What We’re Learning: Workforce Development

This spring, the Knott Foundation focused staff and trustee learning around workforce development.

As we emerge from the COVID-19 pandemic, it is clear that the country continues to face challenges finding workers to fill open positions. A recent study by the Chamber of Commerce found that Maryland is one of twelve states facing a “most severe” crisis filling open positions, with 44 available workers for every 100 jobs.

To learn more about the state of the workforce sector in Maryland, the Knott Foundation sought out the insights and experiences of several sector workers during our spring Joint Grant Committee and June Board Meetings.

From funders focused on making an impact in this sector, we learned the importance of:

  • Providing general operating support to build the capacity of selected organizations and promote the success of their clients.
  • Acknowledging the time commitment required by foundation staff and trustees to move a strategy forward in a meaningful and impactful way.
  • Accepting that it is an iterative process; the board should be on a learning journey, adjusting as we learn.
  • Streamlining and adapting requirements (e.g., zoom calls, video submissions) levied upon grantee partners.
  • Being community driven and community led.
  • The need to support the sector, not just individual programs (e.g., engaging in advocacy through membership organizations such as Maryland Philanthropy Network and their Workforce Development Funders Collaborative).

From organizations providing workforce development programs, we learned that:

  • Policy and advocacy work are inextricably linked to the success and failure of low wage/low skilled workers and the programs that provide training.
  • Funders need to create safe spaces for partners to take risks and have honest conversations.
  • The most sustainable programs create opportunities rather than give handouts.
  • Providing wrap-around services to clients and employers is key to success. Support and education need to take place in both directions for a placement to be lasting and productive.
  • Public education and outreach around the challenges faced by low wage/low skilled workers and the collateral damage of a criminal record is essential.
  • To be successful in a labor market that increasingly emphasizes workplace culture, autonomy, and flexibility, programs need to consider people’s passions alongside their skills sets.

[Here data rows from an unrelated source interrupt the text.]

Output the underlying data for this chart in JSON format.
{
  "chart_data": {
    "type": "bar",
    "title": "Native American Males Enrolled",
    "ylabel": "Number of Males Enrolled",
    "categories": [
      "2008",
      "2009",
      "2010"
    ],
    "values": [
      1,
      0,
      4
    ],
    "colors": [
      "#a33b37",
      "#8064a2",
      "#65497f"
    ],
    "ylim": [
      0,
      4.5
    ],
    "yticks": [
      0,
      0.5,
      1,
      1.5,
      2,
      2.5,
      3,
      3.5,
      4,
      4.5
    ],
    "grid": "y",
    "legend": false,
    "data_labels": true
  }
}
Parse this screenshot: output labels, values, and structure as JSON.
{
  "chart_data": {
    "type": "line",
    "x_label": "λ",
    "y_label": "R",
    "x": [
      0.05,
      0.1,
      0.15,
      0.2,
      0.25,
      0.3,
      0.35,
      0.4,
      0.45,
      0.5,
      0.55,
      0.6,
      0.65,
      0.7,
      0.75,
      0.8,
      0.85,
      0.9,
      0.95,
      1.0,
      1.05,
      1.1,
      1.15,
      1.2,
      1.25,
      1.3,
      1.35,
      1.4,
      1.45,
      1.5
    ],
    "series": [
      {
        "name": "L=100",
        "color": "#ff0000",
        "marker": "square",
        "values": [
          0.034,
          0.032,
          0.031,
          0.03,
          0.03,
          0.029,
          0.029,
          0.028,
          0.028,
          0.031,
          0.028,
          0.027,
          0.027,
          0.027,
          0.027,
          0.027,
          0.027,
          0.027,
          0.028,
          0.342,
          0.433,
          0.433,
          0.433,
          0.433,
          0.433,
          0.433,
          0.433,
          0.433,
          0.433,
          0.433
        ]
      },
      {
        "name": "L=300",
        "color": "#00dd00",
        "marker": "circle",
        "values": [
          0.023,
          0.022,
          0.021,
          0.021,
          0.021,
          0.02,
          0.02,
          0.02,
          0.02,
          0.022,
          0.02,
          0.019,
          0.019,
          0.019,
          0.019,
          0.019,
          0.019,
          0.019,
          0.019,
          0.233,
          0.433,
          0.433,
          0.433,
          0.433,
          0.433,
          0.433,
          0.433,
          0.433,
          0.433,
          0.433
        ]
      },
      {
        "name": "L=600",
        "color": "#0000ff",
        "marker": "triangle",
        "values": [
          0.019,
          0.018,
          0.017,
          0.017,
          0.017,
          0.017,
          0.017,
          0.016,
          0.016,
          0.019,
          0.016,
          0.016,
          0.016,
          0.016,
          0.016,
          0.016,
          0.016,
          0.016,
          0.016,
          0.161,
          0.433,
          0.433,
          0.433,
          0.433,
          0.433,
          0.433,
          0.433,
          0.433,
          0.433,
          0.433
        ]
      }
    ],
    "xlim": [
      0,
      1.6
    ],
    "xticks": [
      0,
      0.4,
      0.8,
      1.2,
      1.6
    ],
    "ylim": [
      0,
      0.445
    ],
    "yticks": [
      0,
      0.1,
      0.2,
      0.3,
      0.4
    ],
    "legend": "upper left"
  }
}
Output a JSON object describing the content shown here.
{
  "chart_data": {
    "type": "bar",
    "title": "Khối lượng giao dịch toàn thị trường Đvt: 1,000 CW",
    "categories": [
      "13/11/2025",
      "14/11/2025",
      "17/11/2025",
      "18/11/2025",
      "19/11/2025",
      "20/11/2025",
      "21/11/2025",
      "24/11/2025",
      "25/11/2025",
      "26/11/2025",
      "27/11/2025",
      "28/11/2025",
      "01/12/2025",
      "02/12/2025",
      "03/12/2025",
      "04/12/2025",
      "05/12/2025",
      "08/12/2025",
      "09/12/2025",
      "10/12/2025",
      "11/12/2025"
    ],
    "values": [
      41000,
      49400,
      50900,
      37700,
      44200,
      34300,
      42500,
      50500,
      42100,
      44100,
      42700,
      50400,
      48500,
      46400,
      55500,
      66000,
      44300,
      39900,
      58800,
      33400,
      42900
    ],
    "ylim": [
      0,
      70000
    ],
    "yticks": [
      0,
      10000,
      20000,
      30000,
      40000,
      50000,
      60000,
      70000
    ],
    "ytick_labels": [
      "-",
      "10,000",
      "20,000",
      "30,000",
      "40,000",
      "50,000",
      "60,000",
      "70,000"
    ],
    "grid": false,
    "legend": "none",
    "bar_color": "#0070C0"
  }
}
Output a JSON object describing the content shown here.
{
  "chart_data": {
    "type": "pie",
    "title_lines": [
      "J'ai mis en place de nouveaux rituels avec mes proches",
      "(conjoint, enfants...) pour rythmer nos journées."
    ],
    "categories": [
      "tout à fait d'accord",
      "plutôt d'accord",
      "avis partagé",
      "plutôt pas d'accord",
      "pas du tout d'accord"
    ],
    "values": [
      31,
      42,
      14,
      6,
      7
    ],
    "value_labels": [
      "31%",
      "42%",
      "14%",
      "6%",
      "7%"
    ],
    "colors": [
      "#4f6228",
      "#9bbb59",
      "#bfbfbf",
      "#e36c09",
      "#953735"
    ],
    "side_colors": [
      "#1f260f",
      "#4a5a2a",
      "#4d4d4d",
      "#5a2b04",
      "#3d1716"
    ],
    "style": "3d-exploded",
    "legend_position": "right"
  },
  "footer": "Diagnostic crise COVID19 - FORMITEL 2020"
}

Each expert echoed that while a program might focus on a specific area of workforce development, the sector should be viewed as an ecosystem and consideration given to the many different ways in which people find meaningful, sustainable, and family-supporting work. In essence, workforce development must be treated as more than placing a person in a job and walking away. The same can be said of the relationship between the funder and the grant partner as well; deep relationships take time to build but will prove to be a key component in success for all parties.